Bu konuda çok sağlam, muhkem ve emin rehberleri olduğunu dile getiren Erdoğan, şunları kaydetti:

"Peygamber Efendimiz Hz. Muhammed Mustafa aleyhissalatu vesselam, 'Allah sizin ne dış görünüşünüze ne de mallarınıza bakar ama o sizin kalplerinize ve işlerinize bakar.' buyuruyor. Hoca Ahmed Yesevi de 'Kimsenin kalbini kırma, çünkü kalp kırmak, Allah'ı kırmaktır. Gönlü kırık, zavallı, garip birini görürsen yarasına merhem koy. Yoldaşı ve yardımcısı ol.' tavsiyesinde bulunuyor. Hünkar Hacı Bektaş-ı Veli, 'İncinsen de incitme.' diyor. Hz. Mevlana, 'Kötülük yaptığın zaman kork, çünkü o bir tohumdur. Allah yeşertir, karşına çıkartır.' diyerek ikazını yapıyor. Pir Sultan Abdal 'Ne mutlu eğri zamanda doğru durabilene.' sözüyle bize istikamet gösteriyor. Aşık Veysel, 'Beni hor görme gardaşım, sen altınsın da ben tunç muyum?' serzenişiyle nefislerimize hitap ediyor. Asırlardır bize yol gösteren bu gönül ve aşk erbabının izinden gitmeye, öğütlerini tutmaya, onların ahlakını ve insan sevgisini dünyaya yaymaya, insanlığın huzur bulması için mücadele etmeye devam edeceğiz. İnşallah bunu da sizlerle birlikte omuz omuza, yan yana yapacağız."

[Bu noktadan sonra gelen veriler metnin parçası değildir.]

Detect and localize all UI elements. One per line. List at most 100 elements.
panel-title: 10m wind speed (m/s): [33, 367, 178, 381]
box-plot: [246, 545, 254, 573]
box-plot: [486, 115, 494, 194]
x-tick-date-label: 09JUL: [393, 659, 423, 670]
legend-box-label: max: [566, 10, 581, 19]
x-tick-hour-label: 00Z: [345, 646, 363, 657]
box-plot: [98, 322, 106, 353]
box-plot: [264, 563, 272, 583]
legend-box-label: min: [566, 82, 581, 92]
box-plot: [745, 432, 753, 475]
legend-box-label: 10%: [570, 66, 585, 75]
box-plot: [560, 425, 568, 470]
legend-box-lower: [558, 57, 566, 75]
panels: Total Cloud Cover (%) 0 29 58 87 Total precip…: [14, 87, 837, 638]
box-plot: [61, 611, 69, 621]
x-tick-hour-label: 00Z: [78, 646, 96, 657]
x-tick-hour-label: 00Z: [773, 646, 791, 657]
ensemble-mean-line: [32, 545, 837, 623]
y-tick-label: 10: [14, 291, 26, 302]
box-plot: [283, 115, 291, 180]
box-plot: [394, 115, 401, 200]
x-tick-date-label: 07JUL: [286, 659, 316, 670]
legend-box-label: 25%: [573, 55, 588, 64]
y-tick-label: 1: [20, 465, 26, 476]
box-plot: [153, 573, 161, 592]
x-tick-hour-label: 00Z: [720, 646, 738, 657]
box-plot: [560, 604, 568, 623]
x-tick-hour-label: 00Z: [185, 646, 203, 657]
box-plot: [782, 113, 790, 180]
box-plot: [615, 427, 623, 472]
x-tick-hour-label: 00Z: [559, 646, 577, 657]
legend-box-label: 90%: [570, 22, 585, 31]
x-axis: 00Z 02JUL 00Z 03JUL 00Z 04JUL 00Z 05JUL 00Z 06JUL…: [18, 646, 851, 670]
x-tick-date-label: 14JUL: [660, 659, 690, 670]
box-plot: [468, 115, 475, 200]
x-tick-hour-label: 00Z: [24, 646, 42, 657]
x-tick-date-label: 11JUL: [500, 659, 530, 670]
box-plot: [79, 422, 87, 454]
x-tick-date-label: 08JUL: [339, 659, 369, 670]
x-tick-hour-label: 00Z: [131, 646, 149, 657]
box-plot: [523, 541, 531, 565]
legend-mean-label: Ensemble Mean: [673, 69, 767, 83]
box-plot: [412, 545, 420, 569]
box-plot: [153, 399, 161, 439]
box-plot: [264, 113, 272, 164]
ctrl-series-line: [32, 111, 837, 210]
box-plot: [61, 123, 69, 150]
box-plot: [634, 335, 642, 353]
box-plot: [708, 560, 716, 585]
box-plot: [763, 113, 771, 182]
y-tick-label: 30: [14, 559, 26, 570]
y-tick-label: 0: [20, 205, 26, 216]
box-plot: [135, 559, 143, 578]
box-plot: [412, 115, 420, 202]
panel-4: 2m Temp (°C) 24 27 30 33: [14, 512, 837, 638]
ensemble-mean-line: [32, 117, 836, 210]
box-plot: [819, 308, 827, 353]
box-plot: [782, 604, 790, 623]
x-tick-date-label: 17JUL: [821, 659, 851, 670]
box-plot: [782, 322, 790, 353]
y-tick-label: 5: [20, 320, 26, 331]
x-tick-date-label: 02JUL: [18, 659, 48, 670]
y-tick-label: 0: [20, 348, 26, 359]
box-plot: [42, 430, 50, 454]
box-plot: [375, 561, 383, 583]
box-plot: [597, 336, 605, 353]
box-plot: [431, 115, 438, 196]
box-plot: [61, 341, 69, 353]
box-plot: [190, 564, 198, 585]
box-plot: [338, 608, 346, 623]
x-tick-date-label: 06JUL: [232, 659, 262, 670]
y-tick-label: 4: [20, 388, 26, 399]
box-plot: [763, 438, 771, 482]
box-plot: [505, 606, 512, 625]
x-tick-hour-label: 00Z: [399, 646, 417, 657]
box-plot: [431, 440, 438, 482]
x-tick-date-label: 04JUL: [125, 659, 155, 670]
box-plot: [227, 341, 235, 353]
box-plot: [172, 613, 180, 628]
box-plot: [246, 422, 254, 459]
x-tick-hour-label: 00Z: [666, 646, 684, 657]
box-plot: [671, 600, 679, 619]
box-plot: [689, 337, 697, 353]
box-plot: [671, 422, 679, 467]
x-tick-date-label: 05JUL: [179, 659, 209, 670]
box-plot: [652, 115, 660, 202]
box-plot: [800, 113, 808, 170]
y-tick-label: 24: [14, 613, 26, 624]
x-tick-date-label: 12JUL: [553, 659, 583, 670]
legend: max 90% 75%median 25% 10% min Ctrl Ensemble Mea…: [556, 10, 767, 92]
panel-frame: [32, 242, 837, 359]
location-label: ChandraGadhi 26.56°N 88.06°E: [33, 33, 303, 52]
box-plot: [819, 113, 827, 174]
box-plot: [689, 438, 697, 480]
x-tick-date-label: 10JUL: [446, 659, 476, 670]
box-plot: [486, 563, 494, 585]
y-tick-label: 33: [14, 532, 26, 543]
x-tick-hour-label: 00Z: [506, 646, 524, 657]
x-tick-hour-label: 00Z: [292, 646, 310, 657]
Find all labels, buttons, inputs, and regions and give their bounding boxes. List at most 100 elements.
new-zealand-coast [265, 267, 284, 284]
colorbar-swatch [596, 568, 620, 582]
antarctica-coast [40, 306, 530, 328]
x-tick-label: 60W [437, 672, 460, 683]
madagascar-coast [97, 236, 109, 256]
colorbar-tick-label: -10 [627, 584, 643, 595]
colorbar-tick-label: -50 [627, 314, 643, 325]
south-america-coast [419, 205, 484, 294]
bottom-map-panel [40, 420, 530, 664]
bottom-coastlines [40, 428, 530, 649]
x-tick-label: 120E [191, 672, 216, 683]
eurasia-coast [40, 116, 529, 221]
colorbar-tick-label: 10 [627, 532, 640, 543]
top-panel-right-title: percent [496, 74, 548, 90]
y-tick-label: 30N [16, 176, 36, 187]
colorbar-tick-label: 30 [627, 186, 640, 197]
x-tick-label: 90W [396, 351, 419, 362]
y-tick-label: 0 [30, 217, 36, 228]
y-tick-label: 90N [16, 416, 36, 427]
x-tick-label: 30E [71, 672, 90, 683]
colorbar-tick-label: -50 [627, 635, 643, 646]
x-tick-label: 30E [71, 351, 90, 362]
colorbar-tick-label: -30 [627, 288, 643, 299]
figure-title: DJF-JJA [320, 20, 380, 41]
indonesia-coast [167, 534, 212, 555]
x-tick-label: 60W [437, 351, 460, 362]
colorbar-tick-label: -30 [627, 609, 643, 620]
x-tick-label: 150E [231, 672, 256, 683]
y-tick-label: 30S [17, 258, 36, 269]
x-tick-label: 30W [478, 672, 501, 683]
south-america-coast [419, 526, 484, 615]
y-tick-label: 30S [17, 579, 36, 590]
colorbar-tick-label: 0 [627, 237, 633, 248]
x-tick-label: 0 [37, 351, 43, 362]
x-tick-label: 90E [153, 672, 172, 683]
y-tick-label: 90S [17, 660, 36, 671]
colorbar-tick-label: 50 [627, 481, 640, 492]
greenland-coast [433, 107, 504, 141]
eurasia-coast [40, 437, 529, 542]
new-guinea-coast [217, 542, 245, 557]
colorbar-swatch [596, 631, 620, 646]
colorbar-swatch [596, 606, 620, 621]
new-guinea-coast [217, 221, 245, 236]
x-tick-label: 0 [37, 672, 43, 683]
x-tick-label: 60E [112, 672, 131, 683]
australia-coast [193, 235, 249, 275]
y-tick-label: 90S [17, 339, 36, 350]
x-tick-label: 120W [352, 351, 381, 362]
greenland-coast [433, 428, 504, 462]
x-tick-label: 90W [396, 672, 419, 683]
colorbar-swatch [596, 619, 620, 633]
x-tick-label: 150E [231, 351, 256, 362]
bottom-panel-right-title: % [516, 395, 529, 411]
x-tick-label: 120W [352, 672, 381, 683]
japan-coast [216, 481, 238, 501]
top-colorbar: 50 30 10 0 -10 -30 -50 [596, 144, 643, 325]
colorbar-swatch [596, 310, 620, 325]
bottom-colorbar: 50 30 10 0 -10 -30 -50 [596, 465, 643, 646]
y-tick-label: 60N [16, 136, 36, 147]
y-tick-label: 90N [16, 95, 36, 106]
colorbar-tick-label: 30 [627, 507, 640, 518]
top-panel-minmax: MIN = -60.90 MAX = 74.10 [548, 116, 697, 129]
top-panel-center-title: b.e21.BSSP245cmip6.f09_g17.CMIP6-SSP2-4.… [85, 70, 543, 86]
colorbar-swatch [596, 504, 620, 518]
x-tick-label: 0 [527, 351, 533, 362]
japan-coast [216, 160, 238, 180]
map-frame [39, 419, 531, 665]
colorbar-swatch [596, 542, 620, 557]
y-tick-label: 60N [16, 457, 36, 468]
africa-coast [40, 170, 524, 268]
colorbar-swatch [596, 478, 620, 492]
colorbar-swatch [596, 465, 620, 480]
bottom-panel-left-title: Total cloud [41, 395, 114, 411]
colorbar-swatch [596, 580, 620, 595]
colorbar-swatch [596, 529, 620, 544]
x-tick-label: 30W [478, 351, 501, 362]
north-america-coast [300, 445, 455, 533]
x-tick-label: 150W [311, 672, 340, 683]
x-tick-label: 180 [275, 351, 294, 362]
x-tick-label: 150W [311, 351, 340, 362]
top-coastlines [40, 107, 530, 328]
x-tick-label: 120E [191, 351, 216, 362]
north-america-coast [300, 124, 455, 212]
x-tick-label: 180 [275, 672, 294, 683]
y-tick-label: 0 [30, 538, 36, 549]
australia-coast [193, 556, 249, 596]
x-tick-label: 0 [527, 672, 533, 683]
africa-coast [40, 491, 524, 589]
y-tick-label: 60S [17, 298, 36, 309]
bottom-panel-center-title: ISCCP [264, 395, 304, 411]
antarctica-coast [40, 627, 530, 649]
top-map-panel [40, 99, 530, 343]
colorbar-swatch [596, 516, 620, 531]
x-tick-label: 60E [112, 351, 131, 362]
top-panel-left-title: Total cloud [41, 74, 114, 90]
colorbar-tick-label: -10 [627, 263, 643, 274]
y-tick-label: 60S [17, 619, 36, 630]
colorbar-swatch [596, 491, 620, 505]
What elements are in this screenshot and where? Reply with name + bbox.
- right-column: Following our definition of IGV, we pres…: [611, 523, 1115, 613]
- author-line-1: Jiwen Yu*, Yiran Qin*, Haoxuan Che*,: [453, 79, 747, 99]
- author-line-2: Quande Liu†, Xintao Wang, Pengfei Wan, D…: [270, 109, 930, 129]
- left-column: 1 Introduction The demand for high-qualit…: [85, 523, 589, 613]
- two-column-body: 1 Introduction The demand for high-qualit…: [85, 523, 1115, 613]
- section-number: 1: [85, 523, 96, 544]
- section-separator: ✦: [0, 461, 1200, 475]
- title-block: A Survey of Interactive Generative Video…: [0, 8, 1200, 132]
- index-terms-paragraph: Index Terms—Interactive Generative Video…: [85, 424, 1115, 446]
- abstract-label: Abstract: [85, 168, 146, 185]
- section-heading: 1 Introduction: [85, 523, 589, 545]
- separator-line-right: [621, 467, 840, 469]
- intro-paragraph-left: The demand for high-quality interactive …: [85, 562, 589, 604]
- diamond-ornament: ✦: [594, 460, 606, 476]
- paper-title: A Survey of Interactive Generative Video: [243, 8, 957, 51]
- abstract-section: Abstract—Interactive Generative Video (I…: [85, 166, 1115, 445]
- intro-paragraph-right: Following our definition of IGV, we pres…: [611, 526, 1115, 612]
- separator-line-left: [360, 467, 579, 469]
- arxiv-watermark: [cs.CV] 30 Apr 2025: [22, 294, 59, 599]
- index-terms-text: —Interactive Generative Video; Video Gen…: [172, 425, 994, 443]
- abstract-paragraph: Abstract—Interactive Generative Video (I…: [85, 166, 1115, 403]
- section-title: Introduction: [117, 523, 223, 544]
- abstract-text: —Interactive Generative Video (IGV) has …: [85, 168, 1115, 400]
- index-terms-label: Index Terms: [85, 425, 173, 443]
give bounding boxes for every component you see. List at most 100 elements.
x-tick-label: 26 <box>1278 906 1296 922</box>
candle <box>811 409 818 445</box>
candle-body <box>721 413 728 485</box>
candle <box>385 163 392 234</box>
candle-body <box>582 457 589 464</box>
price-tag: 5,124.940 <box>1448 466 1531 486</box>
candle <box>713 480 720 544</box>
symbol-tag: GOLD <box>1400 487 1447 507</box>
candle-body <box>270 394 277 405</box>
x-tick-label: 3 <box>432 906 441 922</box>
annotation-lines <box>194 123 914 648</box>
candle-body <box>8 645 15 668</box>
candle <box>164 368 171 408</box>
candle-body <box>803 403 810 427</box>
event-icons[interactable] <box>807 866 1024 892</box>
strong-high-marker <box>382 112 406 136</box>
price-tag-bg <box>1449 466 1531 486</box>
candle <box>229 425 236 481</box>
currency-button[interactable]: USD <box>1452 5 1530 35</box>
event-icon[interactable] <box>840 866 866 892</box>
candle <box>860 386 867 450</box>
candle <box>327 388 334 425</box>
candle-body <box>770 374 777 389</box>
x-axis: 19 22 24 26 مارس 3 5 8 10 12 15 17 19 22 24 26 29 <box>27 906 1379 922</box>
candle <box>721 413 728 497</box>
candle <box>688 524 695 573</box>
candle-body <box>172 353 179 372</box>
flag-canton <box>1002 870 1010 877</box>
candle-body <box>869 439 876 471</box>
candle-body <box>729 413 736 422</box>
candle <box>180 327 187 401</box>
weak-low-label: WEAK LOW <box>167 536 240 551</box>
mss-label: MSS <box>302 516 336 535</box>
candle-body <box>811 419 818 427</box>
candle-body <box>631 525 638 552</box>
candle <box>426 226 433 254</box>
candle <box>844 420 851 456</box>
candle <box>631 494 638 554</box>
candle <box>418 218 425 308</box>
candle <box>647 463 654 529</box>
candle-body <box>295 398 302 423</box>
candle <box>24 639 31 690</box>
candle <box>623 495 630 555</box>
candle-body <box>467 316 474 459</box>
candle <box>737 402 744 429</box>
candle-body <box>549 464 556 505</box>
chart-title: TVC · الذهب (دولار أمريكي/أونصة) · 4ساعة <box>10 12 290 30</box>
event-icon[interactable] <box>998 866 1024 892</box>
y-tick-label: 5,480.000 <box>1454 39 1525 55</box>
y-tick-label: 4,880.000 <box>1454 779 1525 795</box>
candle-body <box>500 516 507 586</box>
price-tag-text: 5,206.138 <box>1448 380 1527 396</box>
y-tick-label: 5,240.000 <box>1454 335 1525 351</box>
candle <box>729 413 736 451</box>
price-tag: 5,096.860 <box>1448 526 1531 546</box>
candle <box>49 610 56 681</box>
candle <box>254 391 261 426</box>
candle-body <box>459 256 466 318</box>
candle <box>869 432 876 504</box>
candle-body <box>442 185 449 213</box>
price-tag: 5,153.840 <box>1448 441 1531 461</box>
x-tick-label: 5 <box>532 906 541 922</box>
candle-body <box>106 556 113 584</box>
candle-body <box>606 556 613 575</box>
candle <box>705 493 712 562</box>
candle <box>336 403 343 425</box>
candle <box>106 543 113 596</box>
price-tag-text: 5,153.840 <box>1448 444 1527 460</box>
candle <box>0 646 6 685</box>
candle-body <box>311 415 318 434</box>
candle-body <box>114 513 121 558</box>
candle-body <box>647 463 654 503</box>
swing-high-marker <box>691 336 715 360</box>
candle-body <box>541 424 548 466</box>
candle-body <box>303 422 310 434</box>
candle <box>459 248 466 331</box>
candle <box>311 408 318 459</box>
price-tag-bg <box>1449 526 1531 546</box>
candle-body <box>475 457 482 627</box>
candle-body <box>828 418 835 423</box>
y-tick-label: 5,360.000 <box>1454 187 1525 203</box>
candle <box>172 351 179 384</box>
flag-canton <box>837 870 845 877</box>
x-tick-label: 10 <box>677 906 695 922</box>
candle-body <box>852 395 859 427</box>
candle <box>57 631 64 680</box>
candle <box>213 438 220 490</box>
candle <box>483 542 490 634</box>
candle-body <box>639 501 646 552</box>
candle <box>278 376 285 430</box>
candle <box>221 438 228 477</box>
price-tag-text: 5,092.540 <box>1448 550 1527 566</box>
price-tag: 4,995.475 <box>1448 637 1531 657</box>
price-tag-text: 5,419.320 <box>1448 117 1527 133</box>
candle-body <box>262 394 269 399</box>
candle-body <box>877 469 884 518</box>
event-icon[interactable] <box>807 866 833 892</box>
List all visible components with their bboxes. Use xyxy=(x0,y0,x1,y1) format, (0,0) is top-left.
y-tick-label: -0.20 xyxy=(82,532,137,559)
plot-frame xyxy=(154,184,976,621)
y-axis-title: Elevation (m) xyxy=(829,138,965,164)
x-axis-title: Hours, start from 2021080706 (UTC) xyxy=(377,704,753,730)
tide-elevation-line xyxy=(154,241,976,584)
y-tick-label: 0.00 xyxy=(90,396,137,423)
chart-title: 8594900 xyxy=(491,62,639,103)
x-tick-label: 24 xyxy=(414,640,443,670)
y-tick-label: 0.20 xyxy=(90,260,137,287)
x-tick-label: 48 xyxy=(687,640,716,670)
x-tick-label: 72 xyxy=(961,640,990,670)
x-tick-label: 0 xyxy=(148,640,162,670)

4. Uluslararası Sivil Toplum Kuruluşları Fuarı'nın hayırlara vesile olmasını dileyen Erdoğan, STK'lerin müştereken yayımladığı "Gazze İstanbul Deklarasyonu"nun mazlum Filistin'in sesini dünyaya gür bir şekilde duyurmasını temenni etti.

Erdoğan, Türkiye'den ve dünyanın dört bir yanından fuara katılanlara teşekkürlerini ileterek, konuşmasını tamamladı.

Konuşmaların ardından Cumhurbaşkanı Erdoğan'a dünya haritası tablosu takdim edildi.

Programa, Ticaret Bakanı Ömer Bolat, Cumhurbaşkanı Dış Politika ve Güvenlik Başdanışmanı Akif Çağatay Kılıç, İstanbul Valisi Davut Gül, AK Parti İstanbul İl Başkanı Osman Nuri Kabaktepe ve milletvekilleri ile Türkiye ve dünyanın farklı ülkelerinden STK'lerin temsilcileri katıldı.